For machines, we will use the GHC machines containing NVIDIA GeForce RTX 2080 B GPU as resources to utilize GPUs. For starter code, we will use Scotty3D (https://github.com/CMU-Graphics/Scotty3D), a 3D modeling, rendering, and animation package that students complete as part of 15-462/662 Computer Graphics. This code base uses conventional thread pool to render the scene and naive iteration to perform ray tracing.


Plan to achieve:

Implement the BVH tree and the openMP version of trace function. We expect to get a 6x - 7.5x speed up over the sequential version with a 8-core machine. The ideal speed up would be 8x but we should take the tree-building process and other resource overheads into consideration.
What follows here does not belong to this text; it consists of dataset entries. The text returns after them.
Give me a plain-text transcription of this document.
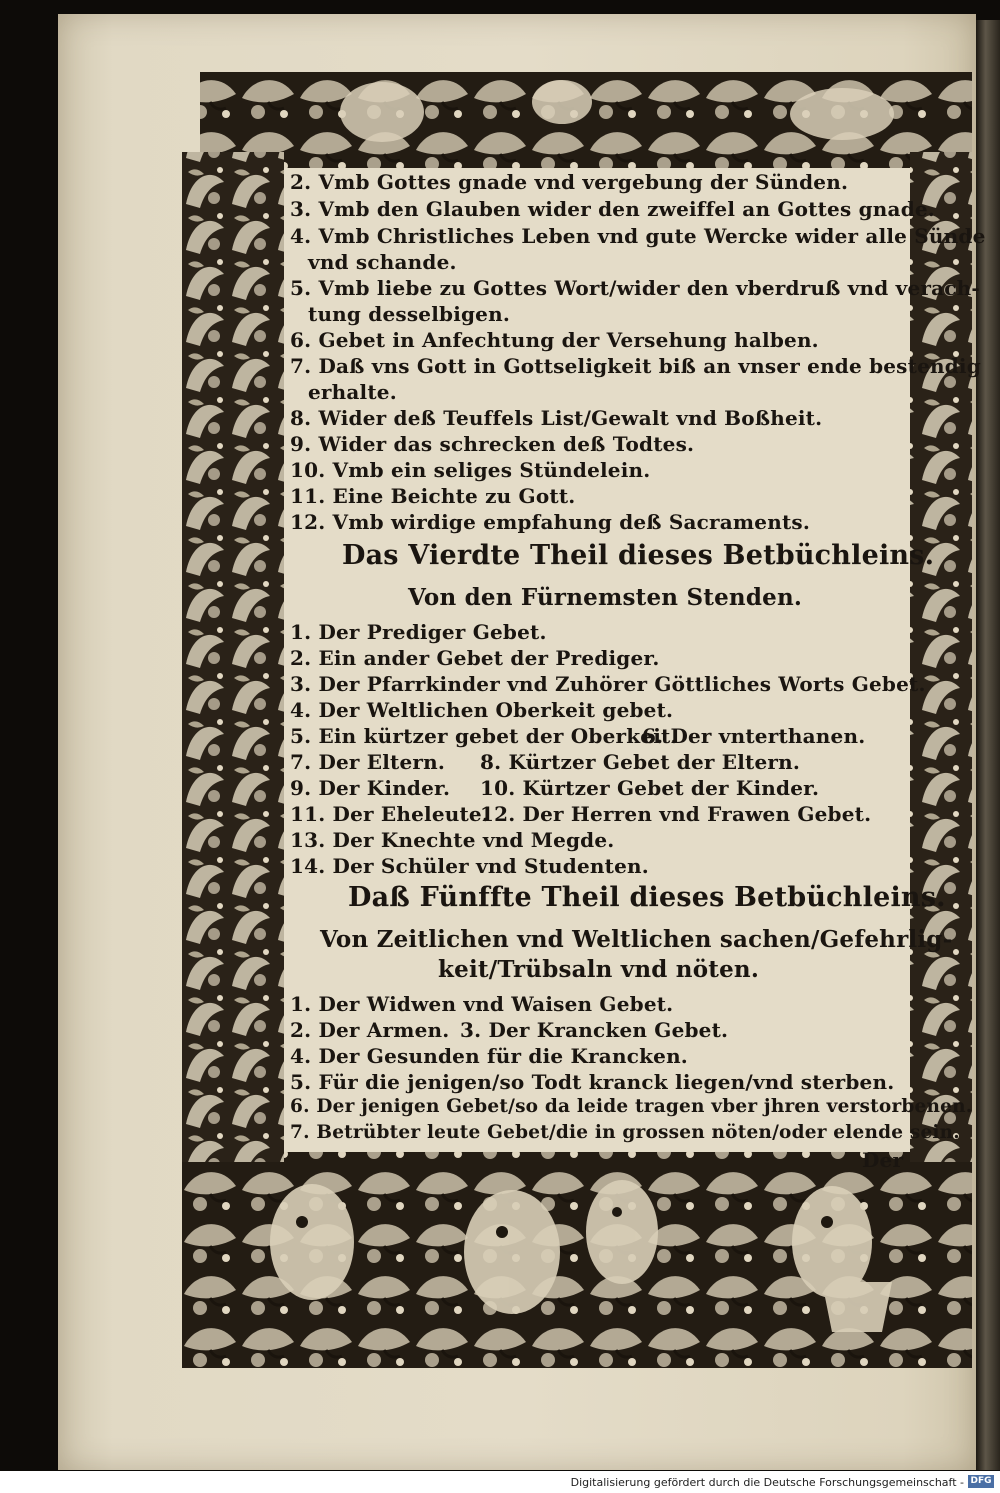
2. Vmb Gottes gnade vnd vergebung der Sünden.
3. Vmb den Glauben wider den zweiffel an Gottes gnade.
4. Vmb Christliches Leben vnd gute Wercke wider alle Sünde
vnd schande.
5. Vmb liebe zu Gottes Wort/wider den vberdruß vnd verach-
tung desselbigen.
6. Gebet in Anfechtung der Versehung halben.
7. Daß vns Gott in Gottseligkeit biß an vnser ende bestendig
erhalte.
8. Wider deß Teuffels List/Gewalt vnd Boßheit.
9. Wider das schrecken deß Todtes.
10. Vmb ein seliges Stündelein.
11. Eine Beichte zu Gott.
12. Vmb wirdige empfahung deß Sacraments.
Das Vierdte Theil dieses Betbüchleins.
Von den Fürnemsten Stenden.
1. Der Prediger Gebet.
2. Ein ander Gebet der Prediger.
3. Der Pfarrkinder vnd Zuhörer Göttliches Worts Gebet.
4. Der Weltlichen Oberkeit gebet.
5. Ein kürtzer gebet der Oberkeit.
6. Der vnterthanen.
7. Der Eltern. 8. Kürtzer Gebet der Eltern.
9. Der Kinder. 10. Kürtzer Gebet der Kinder.
11. Der Eheleute.
12. Der Herren vnd Frawen Gebet.
13. Der Knechte vnd Megde.
14. Der Schüler vnd Studenten.
Daß Fünffte Theil dieses Betbüchleins.
Von Zeitlichen vnd Weltlichen sachen/Gefehrlig-
keit/Trübsaln vnd nöten.
1. Der Widwen vnd Waisen Gebet.
2. Der Armen. 3. Der Krancken Gebet.
4. Der Gesunden für die Krancken.
5. Für die jenigen/so Todt kranck liegen/vnd sterben.
6. Der jenigen Gebet/so da leide tragen vber jhren verstorbenen.
7. Betrübter leute Gebet/die in grossen nöten/oder elende sein.
Der
Digitalisierung gefördert durch die Deutsche Forschungsgemeinschaft - DFG
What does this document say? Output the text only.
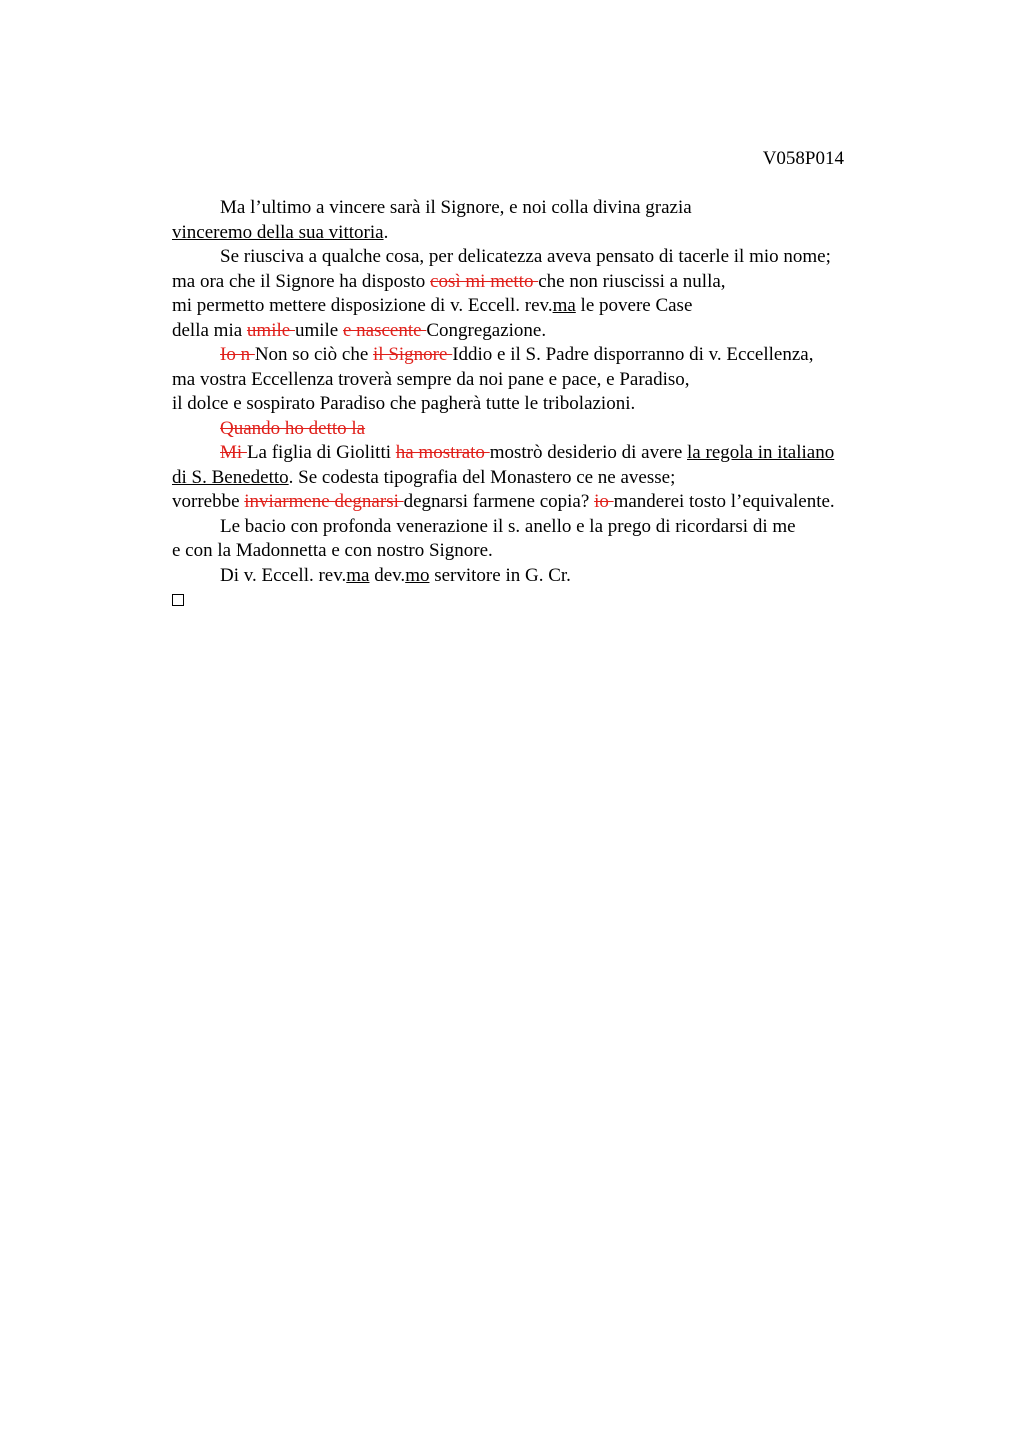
V058P014
Ma l’ultimo a vincere sarà il Signore, e noi colla divina grazia
vinceremo della sua vittoria.
Se riusciva a qualche cosa, per delicatezza aveva pensato di tacerle il mio nome;
ma ora che il Signore ha disposto così mi metto che non riuscissi a nulla,
mi permetto mettere disposizione di v. Eccell. rev.ma le povere Case
della mia umile umile e nascente Congregazione.
Io n Non so ciò che il Signore Iddio e il S. Padre disporranno di v. Eccellenza,
ma vostra Eccellenza troverà sempre da noi pane e pace, e Paradiso,
il dolce e sospirato Paradiso che pagherà tutte le tribolazioni.
Quando ho detto la
Mi La figlia di Giolitti ha mostrato mostrò desiderio di avere la regola in italiano
di S. Benedetto. Se codesta tipografia del Monastero ce ne avesse;
vorrebbe inviarmene degnarsi degnarsi farmene copia? io manderei tosto l’equivalente.
Le bacio con profonda venerazione il s. anello e la prego di ricordarsi di me
e con la Madonnetta e con nostro Signore.
Di v. Eccell. rev.ma dev.mo servitore in G. Cr.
Implement the CUDA version of path-tracer. We cannot predict a precise speed up because we cannot estimate the extent to which we could implement. However, our expectation is that this version should be faster than the openMP version.

Hope to achieve:

Come up ways to optimize the CUDA version by taking out branches in the code. his should further speed up the program..


A presentable demo of 3D graph to render during the poster session with speed up graphs comparing OpenMP and CUDA


For tools and framework, we use OpenMP and CUDA. OpenMP is good with its task management ability to deal with tree structure recursive like bvh tree. CUDA ,with its huge number of threads and warps resembling the characteristic of pixels, is designed to work with graphical problems in the first place.

For language, we choose C++ because it has existing libraries supporting the above parallel platforms.


  1. 11.7–11.13: Implement the sequential version of path-trace function
  2. 11.14-11.20: Implement the bvh tree and OpenMP version. Start to think about how to implement in CUDA
  3. 11.21-11.27: Implement the CUDA version in a very basic way.
  4. 11.28-12.4: Optimize the CUDA version by integrating the BVH while not hurting the performance with recursion. If we have time, optimize the CUDA version with memories and branching code.
  5. 12.5-12.9: Finalize the program and report. Be prepared for the demo and presentation.